Historic district in Maryland, United States

Windsor Hills Historic District is a national historic district in Baltimore, Maryland, United States. It is a residential suburb defined by rolling topography, winding streets, stone garden walls, walks and private alley ways, early-20th century garden apartments, duplexes, and freestanding residences. Structures are predominantly of frame construction with locally quarried stone foundations. There are no commercial buildings and only two public buildings: Mt. Shiloh AME Church and Windsor Elementary School.

== History ==
Thomas Winans, the son of inventor Ross Winans, had an interest in land speculation and owned some of the land that would become Windsor Hills. The first two residences constructed in Windsor Hills were a pair of Italian villas built sometime after the Civil War and were named Tusculum and Monticello after local schools rub by Adele and Alfred Bujac. One of the Monticello remained standing until being torn down by the City of Baltimore in 1925 and replaced by an elementary school.

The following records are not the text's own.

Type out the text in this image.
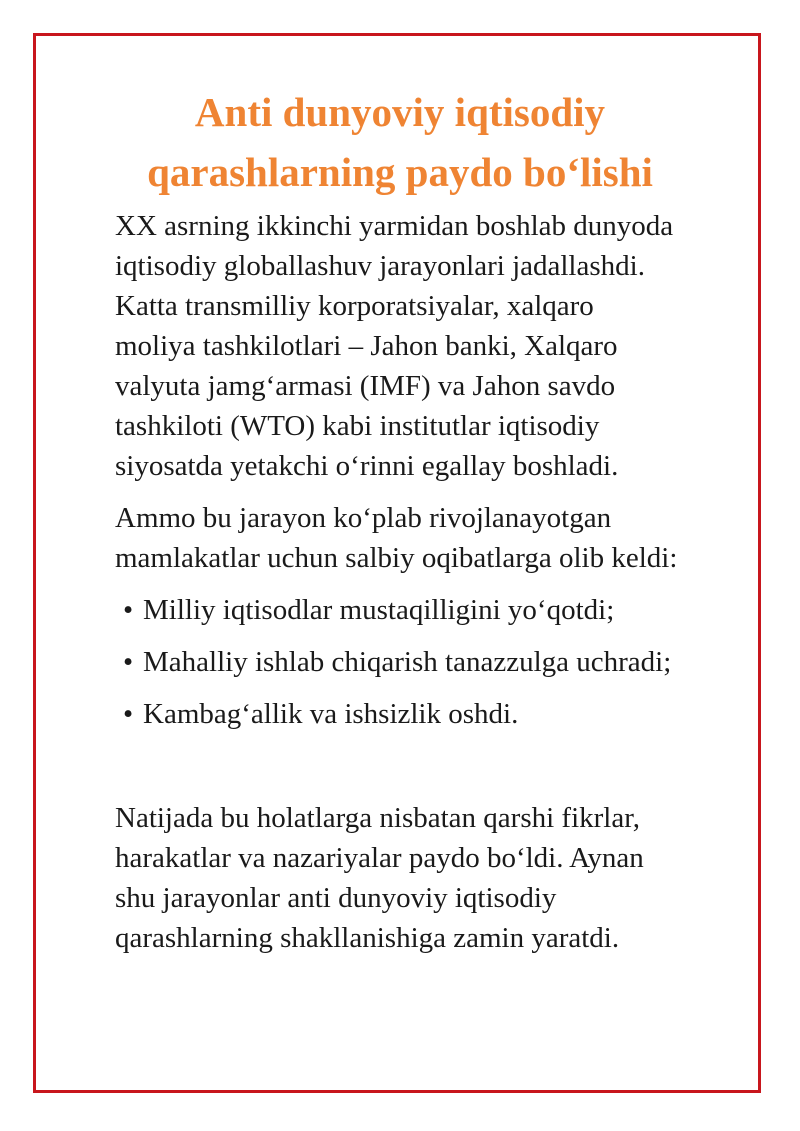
Anti dunyoviy iqtisodiy
qarashlarning paydo bo‘lishi

XX asrning ikkinchi yarmidan boshlab dunyoda
iqtisodiy globallashuv jarayonlari jadallashdi.
Katta transmilliy korporatsiyalar, xalqaro
moliya tashkilotlari – Jahon banki, Xalqaro
valyuta jamg‘armasi (IMF) va Jahon savdo
tashkiloti (WTO) kabi institutlar iqtisodiy
siyosatda yetakchi o‘rinni egallay boshladi.

Ammo bu jarayon ko‘plab rivojlanayotgan
mamlakatlar uchun salbiy oqibatlarga olib keldi:

• Milliy iqtisodlar mustaqilligini yo‘qotdi;
• Mahalliy ishlab chiqarish tanazzulga uchradi;
• Kambag‘allik va ishsizlik oshdi.

Natijada bu holatlarga nisbatan qarshi fikrlar,
harakatlar va nazariyalar paydo bo‘ldi. Aynan
shu jarayonlar anti dunyoviy iqtisodiy
qarashlarning shakllanishiga zamin yaratdi.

Tusculum would likewise be replaced by the Mt. Shiloh AME Church. Edwin L. Tunis purchased the holdings of Thomas Winans and several others in 1889. The Tunis family settled in the area and heavily influenced the regional style that would develop. Windsor Hills developed over a period from about 1895 through 1930. The dominant styles include Shingle cottages, Dutch Colonial Revival houses, Foursquares, and Craftsman Bungalows. Trolley service to downtown Baltimore began in 1902.

It was added to the National Register of Historic Places in 2002.